Nov 10
10
Ann Smith, Ph.D., School of Biological Sciences
When a team of scientists in Portugal were looking for someone to fill in some key blanks in their recently published collaborative research on sepsis, they immediately set their sights on Ann Smith’s laboratory at UMKC. The research centered on the role of a specific protein in combating the types of bacterial infection that lead to sepsis, a condition characterized by a sudden drop in blood pressure and progressive organ failure. Sepsis is one of the most common causes of mortality in intensive care units worldwide and, even under the best possible medical conditions, mortality rates range between 30 and 70 percent.
The protein the researchers were looking at is hemopexin and it has been a focus of Smith’s research for the better part of the past 20 years. Smith is professor of Molecular Biology & Biochemistry at the UMKC School of Biological Sciences and is widely regarded as one of the world’s leading experts on hemopexin. In a recent collaboration, hemopexin was shown to protect the brain from injury in stroke.

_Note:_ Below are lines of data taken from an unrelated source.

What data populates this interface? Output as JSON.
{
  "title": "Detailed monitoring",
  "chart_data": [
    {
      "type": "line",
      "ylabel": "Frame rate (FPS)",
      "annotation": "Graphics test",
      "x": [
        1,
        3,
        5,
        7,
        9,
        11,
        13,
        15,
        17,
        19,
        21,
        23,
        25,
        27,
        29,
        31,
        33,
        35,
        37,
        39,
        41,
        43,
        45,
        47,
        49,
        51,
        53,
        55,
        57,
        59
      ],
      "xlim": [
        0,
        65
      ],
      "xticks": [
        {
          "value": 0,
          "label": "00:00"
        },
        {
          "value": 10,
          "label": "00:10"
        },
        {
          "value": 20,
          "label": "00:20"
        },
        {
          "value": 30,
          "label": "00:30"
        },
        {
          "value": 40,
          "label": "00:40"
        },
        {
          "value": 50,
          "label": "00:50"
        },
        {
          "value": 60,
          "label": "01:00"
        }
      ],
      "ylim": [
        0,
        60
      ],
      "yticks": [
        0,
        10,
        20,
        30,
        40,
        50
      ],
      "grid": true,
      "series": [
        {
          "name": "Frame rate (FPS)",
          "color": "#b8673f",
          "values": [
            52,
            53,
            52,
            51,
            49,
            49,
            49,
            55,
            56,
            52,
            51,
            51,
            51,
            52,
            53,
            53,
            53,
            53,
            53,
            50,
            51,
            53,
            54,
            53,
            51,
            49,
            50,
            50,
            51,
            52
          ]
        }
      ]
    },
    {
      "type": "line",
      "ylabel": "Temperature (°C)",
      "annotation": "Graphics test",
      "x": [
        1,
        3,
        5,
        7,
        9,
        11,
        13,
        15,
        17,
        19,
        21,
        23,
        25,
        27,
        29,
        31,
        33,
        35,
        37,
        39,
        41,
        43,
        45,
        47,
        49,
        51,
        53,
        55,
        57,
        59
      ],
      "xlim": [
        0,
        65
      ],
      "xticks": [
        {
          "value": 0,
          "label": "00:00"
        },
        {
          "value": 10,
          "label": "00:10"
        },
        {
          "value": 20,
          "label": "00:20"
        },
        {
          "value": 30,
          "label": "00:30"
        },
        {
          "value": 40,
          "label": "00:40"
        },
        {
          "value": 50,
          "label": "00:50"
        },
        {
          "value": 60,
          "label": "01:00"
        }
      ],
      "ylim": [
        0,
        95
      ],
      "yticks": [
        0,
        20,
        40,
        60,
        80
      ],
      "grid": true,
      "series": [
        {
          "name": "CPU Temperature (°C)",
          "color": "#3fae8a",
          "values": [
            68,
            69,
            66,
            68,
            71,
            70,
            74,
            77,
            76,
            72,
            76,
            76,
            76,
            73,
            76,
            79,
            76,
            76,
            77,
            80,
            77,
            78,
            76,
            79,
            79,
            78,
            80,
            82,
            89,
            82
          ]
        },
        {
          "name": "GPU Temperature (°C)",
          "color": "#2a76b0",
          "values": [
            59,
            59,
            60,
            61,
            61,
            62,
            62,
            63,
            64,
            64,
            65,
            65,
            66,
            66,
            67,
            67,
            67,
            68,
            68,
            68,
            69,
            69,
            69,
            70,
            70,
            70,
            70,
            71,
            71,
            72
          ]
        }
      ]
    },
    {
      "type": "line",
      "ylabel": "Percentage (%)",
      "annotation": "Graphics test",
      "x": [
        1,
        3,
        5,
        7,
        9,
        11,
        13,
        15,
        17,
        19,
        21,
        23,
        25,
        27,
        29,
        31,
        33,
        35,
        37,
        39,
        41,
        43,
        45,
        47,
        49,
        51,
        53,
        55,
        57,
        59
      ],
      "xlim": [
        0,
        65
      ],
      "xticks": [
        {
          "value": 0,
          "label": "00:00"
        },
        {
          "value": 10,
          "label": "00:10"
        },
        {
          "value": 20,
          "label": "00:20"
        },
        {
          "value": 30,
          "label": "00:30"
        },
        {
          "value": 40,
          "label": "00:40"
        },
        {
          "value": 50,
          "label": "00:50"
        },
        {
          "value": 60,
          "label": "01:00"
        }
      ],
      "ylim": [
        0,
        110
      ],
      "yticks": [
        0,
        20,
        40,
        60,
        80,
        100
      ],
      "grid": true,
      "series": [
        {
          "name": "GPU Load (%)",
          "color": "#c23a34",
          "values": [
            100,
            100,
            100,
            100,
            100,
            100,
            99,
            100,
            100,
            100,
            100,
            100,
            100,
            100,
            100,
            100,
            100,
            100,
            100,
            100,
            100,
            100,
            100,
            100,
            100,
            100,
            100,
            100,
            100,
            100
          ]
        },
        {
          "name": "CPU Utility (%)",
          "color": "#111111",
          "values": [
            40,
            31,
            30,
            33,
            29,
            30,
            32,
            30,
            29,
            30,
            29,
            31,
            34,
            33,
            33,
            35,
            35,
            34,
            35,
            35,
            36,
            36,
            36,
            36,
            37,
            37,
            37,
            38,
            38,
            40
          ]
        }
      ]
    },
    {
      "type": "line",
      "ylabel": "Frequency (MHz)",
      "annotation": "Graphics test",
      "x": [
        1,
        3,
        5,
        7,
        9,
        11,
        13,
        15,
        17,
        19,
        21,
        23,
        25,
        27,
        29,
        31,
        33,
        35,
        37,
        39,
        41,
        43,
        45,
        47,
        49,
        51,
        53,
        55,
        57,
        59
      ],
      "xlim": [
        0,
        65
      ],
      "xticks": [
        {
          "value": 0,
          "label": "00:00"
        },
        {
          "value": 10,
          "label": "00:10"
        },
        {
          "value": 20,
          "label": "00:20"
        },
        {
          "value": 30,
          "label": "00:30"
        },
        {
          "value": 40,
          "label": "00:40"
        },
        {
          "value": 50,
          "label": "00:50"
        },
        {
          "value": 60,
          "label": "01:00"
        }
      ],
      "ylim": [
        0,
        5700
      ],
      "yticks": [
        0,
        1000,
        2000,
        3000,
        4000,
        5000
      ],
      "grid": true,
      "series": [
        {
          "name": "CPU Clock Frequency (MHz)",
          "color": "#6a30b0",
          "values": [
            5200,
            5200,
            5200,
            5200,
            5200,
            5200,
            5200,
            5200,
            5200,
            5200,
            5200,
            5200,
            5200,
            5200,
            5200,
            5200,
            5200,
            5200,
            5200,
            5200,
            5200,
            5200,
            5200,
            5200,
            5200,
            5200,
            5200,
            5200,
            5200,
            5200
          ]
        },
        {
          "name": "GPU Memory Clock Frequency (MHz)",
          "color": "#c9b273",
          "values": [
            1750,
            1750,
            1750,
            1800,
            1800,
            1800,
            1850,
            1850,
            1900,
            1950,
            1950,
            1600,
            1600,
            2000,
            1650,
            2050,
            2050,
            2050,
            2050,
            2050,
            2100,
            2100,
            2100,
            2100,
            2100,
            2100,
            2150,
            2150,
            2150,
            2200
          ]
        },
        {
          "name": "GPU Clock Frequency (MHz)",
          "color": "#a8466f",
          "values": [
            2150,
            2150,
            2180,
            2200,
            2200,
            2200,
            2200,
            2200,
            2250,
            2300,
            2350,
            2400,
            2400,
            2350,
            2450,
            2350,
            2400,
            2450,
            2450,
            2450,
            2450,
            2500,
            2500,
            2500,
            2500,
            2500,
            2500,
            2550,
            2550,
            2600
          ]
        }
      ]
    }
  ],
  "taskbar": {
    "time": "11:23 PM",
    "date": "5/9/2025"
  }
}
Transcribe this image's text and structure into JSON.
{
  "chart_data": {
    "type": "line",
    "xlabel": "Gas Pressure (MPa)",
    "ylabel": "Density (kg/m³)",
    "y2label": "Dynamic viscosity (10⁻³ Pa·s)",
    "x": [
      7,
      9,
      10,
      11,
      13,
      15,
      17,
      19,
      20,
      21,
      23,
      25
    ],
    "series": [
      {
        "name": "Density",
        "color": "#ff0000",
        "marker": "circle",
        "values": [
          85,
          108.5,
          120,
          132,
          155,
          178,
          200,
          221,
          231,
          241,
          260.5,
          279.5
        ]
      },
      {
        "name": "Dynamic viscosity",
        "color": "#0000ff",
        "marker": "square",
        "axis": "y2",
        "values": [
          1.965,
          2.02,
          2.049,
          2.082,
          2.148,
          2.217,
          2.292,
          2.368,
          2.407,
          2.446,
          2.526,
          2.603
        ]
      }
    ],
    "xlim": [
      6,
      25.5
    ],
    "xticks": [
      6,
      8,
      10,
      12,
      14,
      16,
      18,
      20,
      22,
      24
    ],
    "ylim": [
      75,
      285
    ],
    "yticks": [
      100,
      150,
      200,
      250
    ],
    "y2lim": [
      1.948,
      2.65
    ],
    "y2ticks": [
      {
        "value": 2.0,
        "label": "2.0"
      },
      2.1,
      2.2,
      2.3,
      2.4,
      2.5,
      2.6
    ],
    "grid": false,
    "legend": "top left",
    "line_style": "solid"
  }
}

Hemopexin is what is known as a “binding protein,” and one of its major functions is to preserve the body’s iron. It does this by sequestering heme molecules that are released or lost by the turnover of heme proteins such as hemoglobin. Heme is a biological form of iron that is vital for cells and has numerous beneficial functions. In the presence of an infection, however, invading pathogenic bacteria can also pirate the heme before it is bound by hemopexin and use the iron from heme to help fuel bacterial growth. As the bacterial infection progresses, the protective hemopexin response becomes overwhelmed leading to the life-threatening infection that is sepsis.
The Portuguese study, which was co-authored by Smith and also included collaboration with another research team in Brazil, showed that providing hemopexin saved the lives of mice that would have otherwise died from an experimental model of sepsis. Furthermore, the authors suggest that providing hemopexin has the potential to significantly reduce the risk of an infection progressing to the point of fatal sepsis in humans. The results of that study, “Targeting free heme to suppress the pathogenesis of severe sepsis,” were featured in a recent issue of Science Translational Medicine. Thus, these findings may lead to a new approach to treat severe sepsis.